The OECD, a grouping of rich countries, has agreed to put out a paper that would set out the possibilities for countries like India to get past banking information through bilateral tax treaties or multilateral agreements.
India has been lobbying hard with developed countries to agree on a global mechanism where even past banking information is shared between countries for tax administration purposes.
“We have heard you. We are dealing with the issue.… Dealing it in a way I think where we will be able to achieve what your government wants — which is effective exchange of information,” Dr Jeffrey Owens, Director, Centre for Tax Policy and Administration, OECD, told Business Line here.
He highlighted that the issue of sharing past banking information was a “very technical issue”. There are legal issues in the sense that one also has to respect what the existing agreements provide for.
“The key thing is effective exchange of information. Our second round of peer review will look into the aspect of effectiveness. The first phase of peer review has already looked at the legal framework”.
Dr Owens also said that there will be an internal discussion within OECD and also at the Global Forum on the issue of exchange of past banking information.

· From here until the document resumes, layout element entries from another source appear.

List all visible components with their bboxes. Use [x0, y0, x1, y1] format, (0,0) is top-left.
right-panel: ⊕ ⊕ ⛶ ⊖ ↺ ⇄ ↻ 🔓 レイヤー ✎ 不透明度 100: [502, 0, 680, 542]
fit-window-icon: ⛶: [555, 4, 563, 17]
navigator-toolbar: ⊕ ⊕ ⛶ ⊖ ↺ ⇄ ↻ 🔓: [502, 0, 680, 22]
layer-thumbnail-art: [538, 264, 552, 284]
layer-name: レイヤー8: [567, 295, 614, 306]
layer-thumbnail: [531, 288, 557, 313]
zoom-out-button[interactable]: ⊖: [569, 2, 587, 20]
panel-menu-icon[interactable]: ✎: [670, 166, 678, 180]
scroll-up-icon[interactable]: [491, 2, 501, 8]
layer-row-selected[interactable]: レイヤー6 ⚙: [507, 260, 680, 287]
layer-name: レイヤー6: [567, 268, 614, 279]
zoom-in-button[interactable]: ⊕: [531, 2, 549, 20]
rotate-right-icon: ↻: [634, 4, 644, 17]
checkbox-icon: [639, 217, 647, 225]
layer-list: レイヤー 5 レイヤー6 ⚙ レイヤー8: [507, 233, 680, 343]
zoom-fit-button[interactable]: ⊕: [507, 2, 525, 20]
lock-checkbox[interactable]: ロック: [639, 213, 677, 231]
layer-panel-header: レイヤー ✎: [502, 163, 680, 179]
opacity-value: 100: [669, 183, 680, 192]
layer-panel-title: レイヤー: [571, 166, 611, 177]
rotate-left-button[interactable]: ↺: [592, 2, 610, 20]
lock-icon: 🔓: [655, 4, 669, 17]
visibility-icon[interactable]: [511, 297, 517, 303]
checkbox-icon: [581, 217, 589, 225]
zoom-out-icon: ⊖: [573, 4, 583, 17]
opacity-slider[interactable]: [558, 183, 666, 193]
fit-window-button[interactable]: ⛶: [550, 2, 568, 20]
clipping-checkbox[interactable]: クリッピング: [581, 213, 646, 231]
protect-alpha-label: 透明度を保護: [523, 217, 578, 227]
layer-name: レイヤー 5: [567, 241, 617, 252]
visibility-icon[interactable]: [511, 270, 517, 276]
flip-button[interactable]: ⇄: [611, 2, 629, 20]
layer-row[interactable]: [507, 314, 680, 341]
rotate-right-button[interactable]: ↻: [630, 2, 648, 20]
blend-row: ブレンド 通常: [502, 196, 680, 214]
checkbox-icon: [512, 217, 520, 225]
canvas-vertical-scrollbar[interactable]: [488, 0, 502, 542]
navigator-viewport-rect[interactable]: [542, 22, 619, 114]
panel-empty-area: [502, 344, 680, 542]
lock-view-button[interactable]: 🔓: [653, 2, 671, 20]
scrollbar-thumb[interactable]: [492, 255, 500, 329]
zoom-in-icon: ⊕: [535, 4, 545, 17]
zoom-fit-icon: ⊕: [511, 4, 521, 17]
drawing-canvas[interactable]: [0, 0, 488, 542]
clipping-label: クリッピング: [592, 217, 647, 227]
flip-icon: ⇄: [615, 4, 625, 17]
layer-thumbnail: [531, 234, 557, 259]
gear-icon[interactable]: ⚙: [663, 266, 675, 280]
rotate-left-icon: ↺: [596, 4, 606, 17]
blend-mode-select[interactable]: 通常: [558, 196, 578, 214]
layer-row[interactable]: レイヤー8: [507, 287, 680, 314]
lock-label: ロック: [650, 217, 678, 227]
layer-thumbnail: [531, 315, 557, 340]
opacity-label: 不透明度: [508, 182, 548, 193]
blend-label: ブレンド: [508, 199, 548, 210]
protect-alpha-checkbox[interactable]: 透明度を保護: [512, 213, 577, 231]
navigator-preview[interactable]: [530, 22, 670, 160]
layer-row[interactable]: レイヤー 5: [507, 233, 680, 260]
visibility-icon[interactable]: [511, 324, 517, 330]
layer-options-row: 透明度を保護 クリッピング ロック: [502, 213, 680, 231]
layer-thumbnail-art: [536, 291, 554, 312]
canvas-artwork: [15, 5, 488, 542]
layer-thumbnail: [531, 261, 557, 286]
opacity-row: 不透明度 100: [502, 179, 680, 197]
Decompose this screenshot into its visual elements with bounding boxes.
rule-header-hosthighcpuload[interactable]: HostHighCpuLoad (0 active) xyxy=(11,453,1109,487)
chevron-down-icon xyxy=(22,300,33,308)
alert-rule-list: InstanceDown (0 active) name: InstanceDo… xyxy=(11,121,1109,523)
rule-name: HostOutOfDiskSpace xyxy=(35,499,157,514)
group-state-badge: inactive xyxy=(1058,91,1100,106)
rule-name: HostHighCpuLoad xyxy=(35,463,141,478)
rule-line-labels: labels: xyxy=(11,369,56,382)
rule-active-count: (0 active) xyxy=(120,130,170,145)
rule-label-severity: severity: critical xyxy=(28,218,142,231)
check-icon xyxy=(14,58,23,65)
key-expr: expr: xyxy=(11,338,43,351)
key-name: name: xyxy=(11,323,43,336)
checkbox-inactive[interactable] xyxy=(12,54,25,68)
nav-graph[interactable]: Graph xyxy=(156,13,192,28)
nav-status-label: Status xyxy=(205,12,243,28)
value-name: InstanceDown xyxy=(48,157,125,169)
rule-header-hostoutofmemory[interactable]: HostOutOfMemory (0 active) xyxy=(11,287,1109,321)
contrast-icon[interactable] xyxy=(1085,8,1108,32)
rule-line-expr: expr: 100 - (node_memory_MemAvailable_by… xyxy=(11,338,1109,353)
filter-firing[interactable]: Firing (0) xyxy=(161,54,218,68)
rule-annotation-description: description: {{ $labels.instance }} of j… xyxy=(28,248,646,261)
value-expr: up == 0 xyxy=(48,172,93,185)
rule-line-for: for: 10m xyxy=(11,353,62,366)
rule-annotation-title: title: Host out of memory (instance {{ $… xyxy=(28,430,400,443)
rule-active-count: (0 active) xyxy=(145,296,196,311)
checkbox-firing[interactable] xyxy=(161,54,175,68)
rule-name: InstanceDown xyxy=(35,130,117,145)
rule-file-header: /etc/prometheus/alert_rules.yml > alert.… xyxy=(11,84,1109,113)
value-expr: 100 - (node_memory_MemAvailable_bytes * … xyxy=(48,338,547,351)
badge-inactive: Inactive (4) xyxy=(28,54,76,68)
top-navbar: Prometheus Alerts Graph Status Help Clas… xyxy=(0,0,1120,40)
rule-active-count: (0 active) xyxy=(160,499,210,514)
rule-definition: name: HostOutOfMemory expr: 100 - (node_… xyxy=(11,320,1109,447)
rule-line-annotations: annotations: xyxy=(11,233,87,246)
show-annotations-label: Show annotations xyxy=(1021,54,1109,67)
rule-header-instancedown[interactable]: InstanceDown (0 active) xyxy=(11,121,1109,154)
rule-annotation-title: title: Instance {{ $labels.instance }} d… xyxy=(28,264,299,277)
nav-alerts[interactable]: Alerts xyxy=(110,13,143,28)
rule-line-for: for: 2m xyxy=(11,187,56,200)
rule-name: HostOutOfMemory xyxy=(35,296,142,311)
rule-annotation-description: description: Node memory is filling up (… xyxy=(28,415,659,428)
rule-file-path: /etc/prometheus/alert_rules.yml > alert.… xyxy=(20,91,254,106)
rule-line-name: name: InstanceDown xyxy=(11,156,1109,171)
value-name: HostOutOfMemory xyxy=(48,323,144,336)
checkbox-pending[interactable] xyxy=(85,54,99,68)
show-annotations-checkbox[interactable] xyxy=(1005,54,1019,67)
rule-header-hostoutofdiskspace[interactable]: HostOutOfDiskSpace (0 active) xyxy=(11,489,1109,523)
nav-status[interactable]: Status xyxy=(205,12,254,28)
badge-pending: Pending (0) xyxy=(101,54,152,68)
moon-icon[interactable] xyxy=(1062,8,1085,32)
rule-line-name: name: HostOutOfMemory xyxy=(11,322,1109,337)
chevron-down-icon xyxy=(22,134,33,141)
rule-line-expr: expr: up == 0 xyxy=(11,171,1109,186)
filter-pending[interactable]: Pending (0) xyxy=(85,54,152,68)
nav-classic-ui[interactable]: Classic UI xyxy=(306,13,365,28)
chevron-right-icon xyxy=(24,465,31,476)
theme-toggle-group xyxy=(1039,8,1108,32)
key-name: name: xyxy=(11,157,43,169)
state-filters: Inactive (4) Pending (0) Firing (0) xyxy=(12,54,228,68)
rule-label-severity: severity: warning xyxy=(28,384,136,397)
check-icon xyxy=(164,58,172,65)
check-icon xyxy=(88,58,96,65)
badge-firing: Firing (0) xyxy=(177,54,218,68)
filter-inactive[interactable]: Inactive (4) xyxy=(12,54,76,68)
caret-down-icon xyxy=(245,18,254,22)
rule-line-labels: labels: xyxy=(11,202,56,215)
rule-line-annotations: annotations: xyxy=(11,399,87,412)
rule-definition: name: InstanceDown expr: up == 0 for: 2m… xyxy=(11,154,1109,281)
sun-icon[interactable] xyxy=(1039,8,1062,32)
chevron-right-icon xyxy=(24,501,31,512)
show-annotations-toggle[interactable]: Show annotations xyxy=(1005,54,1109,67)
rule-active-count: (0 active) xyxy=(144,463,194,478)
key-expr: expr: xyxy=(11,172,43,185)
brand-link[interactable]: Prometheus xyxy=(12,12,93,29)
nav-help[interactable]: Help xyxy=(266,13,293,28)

OECD also plans to set up a Global Forum on Transfer Pricing and also one on VAT, Dr Owens said.
The forum on transfer pricing will look at whether the standards that exist today are adapted to the current business environment. A lot of emphasis would be on how to get globally consistent implementation, he said.
He also noted that the relationship between India and the OECD have developed very productively, especially in the last two years.
“The relationship is closest in the tax area. I have seen more progress in the last two years than the last two decades.”
India has a seat at the OECD tax committee. It also has a seat at the Global Forum.
“India's tax system is now much more business friendly, has much more effective tax administration, but you need to continue to adapt the system to reflect the economic realities of today.”